Ask For Employee Feedback in the Right Way – The worst thing you can do is to make your employees feel like management does not listen them to. Asking them for feedback on certain aspects of your work could be crucial to the development of a program or a technique that you have been trialling but ensure that you ask specific questions that you do plan on addressing. If you ask questions that gleans data and information that you don’t plan on using, your staff might feel like you were never going to act on anything they’ve advised in the first place and disengage as a result.
Have a Clear Goal and Implement it Locally – Your employee engagement must run right through the company. So the owner and CEO of a company must have an idea in place of how the entire organisation runs employee feedback and at each stage there must be a consistent approach to this, from top to bottom. For those conducting the feedback at each stage they must feel like they have the power to act on the data they receive in order to continuously evolve and improve upon the company processes and have a happy workforce as a result.

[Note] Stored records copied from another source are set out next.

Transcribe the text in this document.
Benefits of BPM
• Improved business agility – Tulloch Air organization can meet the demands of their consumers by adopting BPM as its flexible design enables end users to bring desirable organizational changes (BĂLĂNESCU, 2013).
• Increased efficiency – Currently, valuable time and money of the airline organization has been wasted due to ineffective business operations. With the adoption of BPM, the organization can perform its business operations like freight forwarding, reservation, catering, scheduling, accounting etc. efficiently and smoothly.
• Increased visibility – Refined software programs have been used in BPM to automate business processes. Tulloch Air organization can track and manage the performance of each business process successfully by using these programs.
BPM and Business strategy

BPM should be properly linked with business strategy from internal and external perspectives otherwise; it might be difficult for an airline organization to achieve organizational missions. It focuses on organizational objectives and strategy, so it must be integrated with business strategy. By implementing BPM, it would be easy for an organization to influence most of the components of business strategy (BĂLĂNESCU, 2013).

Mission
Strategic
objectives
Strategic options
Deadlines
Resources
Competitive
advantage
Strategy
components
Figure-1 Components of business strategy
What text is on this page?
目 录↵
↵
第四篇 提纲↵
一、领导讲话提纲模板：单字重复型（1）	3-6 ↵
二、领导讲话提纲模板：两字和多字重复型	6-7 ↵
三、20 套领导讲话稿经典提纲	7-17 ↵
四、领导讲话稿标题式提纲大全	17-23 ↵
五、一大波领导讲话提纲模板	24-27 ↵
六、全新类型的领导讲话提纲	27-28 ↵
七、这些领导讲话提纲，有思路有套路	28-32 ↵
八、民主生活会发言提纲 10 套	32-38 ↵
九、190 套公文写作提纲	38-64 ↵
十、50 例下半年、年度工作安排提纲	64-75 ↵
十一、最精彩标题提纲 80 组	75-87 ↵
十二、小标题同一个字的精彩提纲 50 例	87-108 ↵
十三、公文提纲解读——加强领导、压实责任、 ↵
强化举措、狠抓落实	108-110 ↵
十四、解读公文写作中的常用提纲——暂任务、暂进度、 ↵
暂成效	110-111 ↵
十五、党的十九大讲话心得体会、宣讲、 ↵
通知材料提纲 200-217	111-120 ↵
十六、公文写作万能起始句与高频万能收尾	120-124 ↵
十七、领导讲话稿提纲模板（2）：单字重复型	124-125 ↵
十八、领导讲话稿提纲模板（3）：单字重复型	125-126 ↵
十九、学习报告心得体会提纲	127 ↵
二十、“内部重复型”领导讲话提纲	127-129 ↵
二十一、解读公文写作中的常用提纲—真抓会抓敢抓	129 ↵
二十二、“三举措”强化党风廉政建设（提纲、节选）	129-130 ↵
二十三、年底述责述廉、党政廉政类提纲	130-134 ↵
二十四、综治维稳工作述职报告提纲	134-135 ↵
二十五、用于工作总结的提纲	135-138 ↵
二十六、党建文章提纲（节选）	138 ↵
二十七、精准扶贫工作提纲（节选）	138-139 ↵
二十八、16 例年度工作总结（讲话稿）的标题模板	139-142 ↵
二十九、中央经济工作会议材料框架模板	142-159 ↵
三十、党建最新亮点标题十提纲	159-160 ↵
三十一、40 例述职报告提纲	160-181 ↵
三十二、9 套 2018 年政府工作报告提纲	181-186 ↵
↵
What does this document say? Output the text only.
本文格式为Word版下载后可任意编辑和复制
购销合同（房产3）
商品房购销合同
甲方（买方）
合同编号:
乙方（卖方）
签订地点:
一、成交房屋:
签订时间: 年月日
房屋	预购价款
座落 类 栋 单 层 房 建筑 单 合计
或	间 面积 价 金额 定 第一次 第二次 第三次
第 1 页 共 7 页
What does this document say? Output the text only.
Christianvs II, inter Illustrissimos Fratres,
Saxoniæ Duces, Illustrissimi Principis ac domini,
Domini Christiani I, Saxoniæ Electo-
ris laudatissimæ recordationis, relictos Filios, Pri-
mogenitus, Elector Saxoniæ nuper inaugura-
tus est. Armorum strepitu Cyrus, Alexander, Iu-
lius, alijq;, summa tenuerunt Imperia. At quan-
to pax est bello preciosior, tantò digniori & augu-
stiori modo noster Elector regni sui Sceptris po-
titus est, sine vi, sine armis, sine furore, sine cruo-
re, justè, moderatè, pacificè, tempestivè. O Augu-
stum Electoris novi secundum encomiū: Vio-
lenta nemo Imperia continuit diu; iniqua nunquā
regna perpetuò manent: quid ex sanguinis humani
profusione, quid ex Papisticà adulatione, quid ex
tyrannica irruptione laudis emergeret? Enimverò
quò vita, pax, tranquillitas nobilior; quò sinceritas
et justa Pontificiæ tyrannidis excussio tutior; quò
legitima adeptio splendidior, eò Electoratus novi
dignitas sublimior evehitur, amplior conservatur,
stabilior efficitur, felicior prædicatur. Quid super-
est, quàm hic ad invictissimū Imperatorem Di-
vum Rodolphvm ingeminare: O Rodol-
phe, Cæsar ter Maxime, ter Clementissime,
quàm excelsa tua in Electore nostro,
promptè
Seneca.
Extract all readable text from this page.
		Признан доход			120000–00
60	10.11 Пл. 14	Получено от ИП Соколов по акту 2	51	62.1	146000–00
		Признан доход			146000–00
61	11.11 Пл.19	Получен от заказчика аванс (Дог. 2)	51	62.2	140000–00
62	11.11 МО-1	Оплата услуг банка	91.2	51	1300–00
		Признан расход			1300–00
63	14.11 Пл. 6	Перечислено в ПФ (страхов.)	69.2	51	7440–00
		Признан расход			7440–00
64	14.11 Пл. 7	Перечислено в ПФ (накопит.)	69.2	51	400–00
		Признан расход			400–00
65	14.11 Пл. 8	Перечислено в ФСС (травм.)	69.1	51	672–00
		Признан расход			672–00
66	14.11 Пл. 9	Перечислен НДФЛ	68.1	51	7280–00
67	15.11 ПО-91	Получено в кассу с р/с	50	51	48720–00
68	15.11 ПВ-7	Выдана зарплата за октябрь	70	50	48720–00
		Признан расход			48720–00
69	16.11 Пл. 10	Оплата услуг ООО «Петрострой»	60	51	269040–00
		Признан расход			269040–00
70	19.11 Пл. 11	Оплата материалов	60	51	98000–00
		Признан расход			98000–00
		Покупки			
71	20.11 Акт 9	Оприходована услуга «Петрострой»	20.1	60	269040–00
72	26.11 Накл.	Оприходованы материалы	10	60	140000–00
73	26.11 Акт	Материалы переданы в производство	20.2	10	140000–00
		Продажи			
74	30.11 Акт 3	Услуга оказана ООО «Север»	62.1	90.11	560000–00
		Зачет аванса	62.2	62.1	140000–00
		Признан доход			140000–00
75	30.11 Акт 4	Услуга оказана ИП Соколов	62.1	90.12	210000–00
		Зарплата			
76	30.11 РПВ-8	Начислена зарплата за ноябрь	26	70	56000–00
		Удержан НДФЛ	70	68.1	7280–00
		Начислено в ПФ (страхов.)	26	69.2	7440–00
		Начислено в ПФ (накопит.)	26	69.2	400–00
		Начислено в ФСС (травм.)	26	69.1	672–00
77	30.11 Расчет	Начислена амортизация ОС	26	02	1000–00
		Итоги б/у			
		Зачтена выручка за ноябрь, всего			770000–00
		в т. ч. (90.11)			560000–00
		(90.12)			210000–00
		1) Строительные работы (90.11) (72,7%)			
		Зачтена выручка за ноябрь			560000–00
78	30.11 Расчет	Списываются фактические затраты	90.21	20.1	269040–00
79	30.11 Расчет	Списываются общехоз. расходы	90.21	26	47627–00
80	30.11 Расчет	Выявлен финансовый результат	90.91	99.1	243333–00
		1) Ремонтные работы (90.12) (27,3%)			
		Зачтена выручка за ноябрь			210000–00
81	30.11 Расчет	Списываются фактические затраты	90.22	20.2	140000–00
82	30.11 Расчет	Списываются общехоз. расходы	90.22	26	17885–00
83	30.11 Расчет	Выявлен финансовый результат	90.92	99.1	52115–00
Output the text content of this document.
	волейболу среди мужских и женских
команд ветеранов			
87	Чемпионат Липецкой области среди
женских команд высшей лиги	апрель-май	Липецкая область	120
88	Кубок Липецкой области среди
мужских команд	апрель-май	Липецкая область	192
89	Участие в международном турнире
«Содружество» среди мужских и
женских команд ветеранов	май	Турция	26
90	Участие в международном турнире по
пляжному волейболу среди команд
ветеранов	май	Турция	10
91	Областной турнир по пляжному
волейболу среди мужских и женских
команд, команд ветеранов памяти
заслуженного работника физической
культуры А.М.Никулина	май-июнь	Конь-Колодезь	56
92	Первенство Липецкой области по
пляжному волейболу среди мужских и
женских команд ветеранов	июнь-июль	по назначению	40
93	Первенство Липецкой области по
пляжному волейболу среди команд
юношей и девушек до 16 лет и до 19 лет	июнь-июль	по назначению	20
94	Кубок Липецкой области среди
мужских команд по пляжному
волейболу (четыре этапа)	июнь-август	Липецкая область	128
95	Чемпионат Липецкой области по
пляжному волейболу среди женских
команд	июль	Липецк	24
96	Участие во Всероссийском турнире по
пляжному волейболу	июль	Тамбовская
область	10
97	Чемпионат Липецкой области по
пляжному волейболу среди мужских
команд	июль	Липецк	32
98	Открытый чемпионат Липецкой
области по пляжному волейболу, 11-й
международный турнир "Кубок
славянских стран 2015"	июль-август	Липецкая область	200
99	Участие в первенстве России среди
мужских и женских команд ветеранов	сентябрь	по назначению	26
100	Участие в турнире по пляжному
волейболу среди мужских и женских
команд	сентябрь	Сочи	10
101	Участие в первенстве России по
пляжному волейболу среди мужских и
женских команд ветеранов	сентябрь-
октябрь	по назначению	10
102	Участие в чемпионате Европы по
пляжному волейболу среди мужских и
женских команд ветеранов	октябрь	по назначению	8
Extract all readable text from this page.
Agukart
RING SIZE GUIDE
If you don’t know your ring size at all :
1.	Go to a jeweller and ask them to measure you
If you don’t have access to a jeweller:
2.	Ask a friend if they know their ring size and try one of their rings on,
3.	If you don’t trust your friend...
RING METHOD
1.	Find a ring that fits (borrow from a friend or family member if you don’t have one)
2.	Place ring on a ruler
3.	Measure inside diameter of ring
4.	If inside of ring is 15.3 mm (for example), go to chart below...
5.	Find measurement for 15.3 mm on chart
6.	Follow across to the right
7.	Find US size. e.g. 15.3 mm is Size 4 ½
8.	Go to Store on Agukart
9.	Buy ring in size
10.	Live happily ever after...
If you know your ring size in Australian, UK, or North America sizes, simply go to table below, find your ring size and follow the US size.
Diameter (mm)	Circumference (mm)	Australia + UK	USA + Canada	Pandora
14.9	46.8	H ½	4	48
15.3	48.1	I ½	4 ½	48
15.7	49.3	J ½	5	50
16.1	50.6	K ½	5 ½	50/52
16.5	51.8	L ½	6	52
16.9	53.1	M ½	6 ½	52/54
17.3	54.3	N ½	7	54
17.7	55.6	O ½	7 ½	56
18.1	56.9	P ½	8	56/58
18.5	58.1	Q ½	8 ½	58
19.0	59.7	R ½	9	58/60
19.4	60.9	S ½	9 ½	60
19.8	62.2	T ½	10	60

Have The Right Managers in Place – The best managers are those that have empathy for their colleagues and the team working for them. They’ll understand the hard work that is put in and be there to offer advice guidance and a safe place for employee feedback, even at times when it isn’t an official time to do so. They’ll know the strengths and weaknesses of the team and act decisively to support the team reach their goals.
Hold Managers Accountable for Employee Engagement – As part of your management training programme, include the key points of employee engagement and ensure your managers understand their role and responsibilities. If they know they are responsible for conducting engagement surveys and acting upon them, they are more likely to be effective at improving the standards within their team.
Have a Clear Defined Goal for Engagement – It takes a whole for the culture of a business to fully embrace employee engagement but you can start to thread it into everyday work processes to make the whole team understand it in the long run and feel comfortable in doing so. Make sure there are defined goals and parameters for employee engagement, talk about it in management meetings, tea meetings and one-on-one sessions with staff members.
Employee engagement could be the next step your business requires in order to take that next jump in productivity and effectiveness as a result of staff contentment in the role.